La subida desproporcionada de los costes de producción como consecuencia de la guerra de Ucrania zarandeó a los agrarios en el peor momento, ya que el encarecimiento se produjo en un periodo continuado de sequías, con poca liquidez en las explotaciones.
El aumento del valor de la alimentación animal y de las materias primas atropelló a buena parte de un sector muy vulnerable y envejecido en la mayoría de casos. Para cientos de agricultores la única salida fue cerrar su explotación, algo que, sin un relevo generacional garantizado, provocó que la tierra se repartiera cada vez entre menos manos.
Así lo evidencia el Análisis de la edad y el sexo de los perceptores a nivel nacional por comunidades autónomas 2024 realizado por el Fondo Español de Garantía Agraria (FEGA): el 90,09 % de los perceptores de las ayudas de la Política Agraria Común (PAC) son personas físicas, que reciben el 61,19 % del total de pagos, mientras que las personas jurídicas representan solo el 9,91 % del total de perceptores, pero reciben el 38,81 % de los pagos.

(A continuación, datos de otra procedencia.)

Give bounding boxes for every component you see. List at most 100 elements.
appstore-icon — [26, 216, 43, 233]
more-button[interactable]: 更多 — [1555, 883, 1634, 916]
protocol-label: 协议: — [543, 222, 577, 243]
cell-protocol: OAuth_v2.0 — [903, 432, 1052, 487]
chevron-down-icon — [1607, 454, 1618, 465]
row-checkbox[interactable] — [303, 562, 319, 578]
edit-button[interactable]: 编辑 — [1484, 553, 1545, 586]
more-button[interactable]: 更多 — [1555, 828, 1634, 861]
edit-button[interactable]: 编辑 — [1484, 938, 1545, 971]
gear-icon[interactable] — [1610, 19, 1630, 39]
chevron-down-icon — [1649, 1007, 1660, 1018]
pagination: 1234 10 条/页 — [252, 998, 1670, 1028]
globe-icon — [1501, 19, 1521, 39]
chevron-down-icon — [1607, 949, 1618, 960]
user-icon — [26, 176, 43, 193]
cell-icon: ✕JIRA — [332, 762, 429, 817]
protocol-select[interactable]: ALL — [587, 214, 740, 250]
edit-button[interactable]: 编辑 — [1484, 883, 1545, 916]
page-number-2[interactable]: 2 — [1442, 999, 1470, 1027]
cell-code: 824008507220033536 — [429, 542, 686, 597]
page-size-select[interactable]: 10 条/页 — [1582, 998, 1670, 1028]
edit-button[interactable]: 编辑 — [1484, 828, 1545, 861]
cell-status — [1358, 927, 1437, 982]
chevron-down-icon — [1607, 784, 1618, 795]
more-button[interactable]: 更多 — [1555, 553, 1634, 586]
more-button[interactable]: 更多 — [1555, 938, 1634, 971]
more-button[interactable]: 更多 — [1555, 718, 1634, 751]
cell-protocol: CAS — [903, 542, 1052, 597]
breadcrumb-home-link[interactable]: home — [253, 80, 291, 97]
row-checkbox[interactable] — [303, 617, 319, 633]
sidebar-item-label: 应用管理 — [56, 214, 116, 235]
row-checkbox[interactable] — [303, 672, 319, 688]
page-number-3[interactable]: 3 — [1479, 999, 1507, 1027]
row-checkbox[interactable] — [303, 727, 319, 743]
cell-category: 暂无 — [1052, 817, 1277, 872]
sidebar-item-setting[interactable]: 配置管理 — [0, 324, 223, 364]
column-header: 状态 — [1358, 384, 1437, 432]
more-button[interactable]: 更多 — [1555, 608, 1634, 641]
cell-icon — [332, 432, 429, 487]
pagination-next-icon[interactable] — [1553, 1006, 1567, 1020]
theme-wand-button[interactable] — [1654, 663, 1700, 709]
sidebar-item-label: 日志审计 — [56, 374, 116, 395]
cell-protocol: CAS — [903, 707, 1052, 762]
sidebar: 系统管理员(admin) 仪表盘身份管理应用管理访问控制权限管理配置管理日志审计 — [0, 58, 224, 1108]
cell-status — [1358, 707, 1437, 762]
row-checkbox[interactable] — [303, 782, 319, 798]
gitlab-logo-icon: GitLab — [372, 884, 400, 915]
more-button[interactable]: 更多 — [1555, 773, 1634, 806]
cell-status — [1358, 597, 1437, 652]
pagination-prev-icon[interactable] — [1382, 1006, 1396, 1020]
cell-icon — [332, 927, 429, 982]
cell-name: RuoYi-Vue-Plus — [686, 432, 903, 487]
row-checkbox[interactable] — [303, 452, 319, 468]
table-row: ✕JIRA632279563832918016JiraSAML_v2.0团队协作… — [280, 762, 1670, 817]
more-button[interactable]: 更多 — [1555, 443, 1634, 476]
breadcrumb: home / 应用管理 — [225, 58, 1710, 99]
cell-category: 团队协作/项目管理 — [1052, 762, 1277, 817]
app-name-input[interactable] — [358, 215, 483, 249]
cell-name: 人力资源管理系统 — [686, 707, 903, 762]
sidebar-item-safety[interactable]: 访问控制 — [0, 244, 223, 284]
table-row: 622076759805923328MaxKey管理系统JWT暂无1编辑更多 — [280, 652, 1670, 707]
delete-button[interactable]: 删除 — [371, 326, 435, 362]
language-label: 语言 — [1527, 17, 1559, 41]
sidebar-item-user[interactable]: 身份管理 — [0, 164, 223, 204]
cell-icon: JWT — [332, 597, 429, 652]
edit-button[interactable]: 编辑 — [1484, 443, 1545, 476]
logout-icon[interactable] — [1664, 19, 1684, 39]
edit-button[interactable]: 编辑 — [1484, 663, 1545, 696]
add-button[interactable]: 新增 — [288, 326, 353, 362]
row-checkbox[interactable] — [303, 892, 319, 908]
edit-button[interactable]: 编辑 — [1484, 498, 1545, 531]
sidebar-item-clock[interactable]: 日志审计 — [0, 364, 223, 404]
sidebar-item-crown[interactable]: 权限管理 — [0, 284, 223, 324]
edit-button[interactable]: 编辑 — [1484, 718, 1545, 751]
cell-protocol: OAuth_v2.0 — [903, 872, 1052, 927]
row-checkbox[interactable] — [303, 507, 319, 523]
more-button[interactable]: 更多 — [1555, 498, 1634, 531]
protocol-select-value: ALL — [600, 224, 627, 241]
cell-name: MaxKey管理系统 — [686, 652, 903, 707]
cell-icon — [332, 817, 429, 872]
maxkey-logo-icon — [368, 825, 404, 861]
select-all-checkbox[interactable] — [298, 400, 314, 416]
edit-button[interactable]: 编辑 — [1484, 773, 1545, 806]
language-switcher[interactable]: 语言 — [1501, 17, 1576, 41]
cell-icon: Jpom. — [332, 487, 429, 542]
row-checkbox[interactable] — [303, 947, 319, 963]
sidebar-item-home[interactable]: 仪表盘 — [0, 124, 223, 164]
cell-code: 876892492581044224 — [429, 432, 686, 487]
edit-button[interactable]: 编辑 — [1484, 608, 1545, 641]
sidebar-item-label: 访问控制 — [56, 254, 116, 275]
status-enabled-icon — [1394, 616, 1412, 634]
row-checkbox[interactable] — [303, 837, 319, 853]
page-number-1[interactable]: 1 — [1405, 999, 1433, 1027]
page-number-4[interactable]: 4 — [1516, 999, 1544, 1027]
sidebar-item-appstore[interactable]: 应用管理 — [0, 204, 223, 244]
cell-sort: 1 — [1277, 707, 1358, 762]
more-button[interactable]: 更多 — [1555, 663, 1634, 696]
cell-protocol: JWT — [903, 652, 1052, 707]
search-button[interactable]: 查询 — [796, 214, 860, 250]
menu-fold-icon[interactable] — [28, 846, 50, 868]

Los datos respaldan la denuncia que encabezan las principales organizaciones profesionales agrarias, que condena el aterrizaje de los fondos de inversión en el campo, cuya principal consecuencia es la concentración de la producción.
El Balance Agrario 2024 de COAG (Coordinadora de Organizaciones de Agricultores y Ganaderos) estima que más de 900 fondos poseen ya tierras valoradas en más de 100.000 millones de euros en la península ibérica. Las grandes explotaciones, aquellas que superan las 100 hectáreas, han aumentado casi un 9 % desde 2009 y, pese a representar únicamente el 6,09 % del total, controlan el 58 % de la superficie agraria útil. Según datos del Ministerio de Agricultura, un 6,6 % de sociedades jurídicas acaparan el 42 % del valor de la producción que se genera en el campo español.
Sin relevo generacional en el campo
El informe del FEGA incide en otra de las preocupaciones que más retumban en las explotaciones y que está directamente relacionada con la pérdida de personas físicas en el campo: la falta de un relevo generacional tangible.
Solo el 8,8 % de los titulares destinatarios de las ayudas directas tienen menos de 40 años, protagonizando el 39 % los que tienen más de 65 años.
Las regiones con un porcentaje mayor de jóvenes son Cantabria y Asturias, con un 19,25 % y 14,95 % respectivamente, seguidas por La Rioja, con poco más del 13 %. Las comunidades más envejecidas en este aspecto , con el mayor número de personas de más de 65 años dedicadas a las labores agrícolas son Canarias, con un 47,84 % y la Comunidad Valenciana, con un 47,62 %.
«Estas cifras representan un termómetro de cómo está la situación y todo lo que hay que trabajar», apuntó Luis Cortés, coordinador estatal de Unión de Uniones, tras la publicación de los datos. «Nuestra profesión sigue sin enamorar a los jóvenes y tenemos que conseguirlo porque si no tendremos un problema», añadió.